Lastly, I would look into acronym's as a source of lingual drift, as an acronym itself will often be suffixed with '-ed' even when the final word of the suffix would not. If, for instance, it becomes popular to say 'iwntb' to mean 'it was not to be' then it could arise to some such like "I iwntb'ed ..." that could lead to someone actually saying 'it was not to beed'.

Obviously just a bit of speculation on my part.

Of course, sometimes regular verbs become irregular. "Catch" is a good example. Historically, the past tense was "catched", but it later became "caught", by analogy with "teach" (which once rhymed with "catch")

Regularization is not the only process at work - if it was, there'd be no irregular forms in any language, given that all natural spoken languages are the end result of hundreds of thousands of years of linguistic evolution!

It would be interesting to see a study of how the process of *irregularization* occurs.

One small nitpick about that paper, though - written documents aren't often reflective of how people actually speak. In some cases, archaic forms may survive for centuries in writing after they'd been dropped from speech*, so that might pose some problems with a study like that.

*And changes in how conservative writing is can distort the perception of linguistic change - the Norman invasion being a great example, prior to 1066, there was a thriving scribal tradition in England which was highly conservative in its language, using forms that had been dropped for a long time in speech; when English writing was re-established a few decades after the Norman invasion, the new scribes simply wrote the language as it existed, creating the illusion of much more rapid change than actually existed, as a few centuries of actual change were compressed into a couple of decades of records.

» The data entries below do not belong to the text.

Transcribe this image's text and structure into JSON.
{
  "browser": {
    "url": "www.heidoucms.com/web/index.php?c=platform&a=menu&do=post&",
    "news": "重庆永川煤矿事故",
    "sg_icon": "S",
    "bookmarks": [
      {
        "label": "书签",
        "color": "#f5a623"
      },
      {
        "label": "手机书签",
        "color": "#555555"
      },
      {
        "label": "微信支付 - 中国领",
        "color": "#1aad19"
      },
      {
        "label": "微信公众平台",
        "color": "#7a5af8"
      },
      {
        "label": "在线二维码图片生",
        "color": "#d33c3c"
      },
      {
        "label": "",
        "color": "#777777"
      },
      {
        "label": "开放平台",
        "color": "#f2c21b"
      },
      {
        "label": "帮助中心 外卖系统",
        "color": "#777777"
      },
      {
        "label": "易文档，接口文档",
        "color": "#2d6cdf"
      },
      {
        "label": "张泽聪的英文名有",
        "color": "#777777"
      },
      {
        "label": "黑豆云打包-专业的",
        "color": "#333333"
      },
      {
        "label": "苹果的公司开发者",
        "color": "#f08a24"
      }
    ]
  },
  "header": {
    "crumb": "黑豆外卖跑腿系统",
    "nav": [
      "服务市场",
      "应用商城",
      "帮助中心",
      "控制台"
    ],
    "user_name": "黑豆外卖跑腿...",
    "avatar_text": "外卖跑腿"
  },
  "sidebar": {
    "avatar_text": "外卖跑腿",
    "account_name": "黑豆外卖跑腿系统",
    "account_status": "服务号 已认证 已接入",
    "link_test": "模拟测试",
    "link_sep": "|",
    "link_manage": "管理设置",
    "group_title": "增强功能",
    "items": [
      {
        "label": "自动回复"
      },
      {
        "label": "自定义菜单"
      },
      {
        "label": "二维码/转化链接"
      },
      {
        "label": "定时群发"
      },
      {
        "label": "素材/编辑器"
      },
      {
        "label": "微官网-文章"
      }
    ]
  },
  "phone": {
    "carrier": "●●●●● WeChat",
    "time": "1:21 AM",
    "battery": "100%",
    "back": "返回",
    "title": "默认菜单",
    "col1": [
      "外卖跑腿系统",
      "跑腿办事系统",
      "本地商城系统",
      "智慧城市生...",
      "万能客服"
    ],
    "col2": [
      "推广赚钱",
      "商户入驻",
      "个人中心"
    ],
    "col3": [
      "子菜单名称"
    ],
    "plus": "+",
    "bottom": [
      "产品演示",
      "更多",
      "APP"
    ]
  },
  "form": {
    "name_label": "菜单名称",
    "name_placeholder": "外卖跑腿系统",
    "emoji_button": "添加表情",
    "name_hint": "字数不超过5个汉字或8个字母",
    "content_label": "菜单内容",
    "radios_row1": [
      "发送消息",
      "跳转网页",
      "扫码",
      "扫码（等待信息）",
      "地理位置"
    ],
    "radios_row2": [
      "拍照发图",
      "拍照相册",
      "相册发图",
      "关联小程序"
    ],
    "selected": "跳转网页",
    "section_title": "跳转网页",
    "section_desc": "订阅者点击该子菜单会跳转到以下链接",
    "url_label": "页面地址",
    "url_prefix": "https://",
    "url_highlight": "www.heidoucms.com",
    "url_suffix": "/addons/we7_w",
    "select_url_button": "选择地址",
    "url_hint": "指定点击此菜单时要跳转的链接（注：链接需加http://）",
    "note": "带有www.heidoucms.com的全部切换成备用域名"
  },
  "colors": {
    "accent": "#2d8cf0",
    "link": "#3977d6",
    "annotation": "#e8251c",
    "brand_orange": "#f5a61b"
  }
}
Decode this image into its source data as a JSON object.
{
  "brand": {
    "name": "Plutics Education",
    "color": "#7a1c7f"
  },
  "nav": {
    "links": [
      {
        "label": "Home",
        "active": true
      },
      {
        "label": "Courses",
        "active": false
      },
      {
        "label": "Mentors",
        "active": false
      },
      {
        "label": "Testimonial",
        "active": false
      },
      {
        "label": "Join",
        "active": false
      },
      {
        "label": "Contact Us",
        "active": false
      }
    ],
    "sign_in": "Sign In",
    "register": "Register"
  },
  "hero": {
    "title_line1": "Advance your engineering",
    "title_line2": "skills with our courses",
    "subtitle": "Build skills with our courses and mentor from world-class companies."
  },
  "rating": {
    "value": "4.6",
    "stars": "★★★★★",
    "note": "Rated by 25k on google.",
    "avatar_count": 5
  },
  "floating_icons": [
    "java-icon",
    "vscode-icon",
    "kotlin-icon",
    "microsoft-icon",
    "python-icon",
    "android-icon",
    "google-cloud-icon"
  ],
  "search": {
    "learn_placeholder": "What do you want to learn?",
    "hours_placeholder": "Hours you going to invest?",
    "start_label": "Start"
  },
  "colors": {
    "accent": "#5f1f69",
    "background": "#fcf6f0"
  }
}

This is a fascinating study. The fact that there could be any measurable correlation is amazing. I love the quote--especially "a rule is the tombstone of a thousand exceptions". Poetic flair in scientific papers would be wonderful!

On the other hand, the Urban Dictionary notes that "wung" is being used as the past tense of "wing," as in "I lost my notes for the speech so I wung it." Much better than "winged," and who knows if it hasn't just awoken from a linguistic slumber.

By Veritas78 (not verified) on 04 Oct 2009 #permalink

Regarding the haved vs had...what's not to say that 'had' is actually derived from the original 'haved' over a period of time? Think about it, it certainly seems very likely. Say 'Haved' often enough, and you'll be tempted to drop the 've' yourself! I know this to be the case with several French verb conjugations.

In fact, maybe it was whittled down to haved..hav'd..ha'd...had...any takers?

I've noticed that most media outlets have ditched "pled" in favor of "pleaded". I, for one, believe it sounds horrendous.

"The defendant pled 'not guilty.'"
"The defendant pleaded 'not guilty.'"

The other one that has always mystified me relates to a bodily function. Why is sh*t considered vulger, but anytime someone makes a mess in their pants it is okay to say that "he shat himself"?

By HikingStick (not verified) on 18 Oct 2009 #permalink

Really interesting research methodology and all but what exactly's the use of the research? How does it help anybody? It just looks a little pointless to me.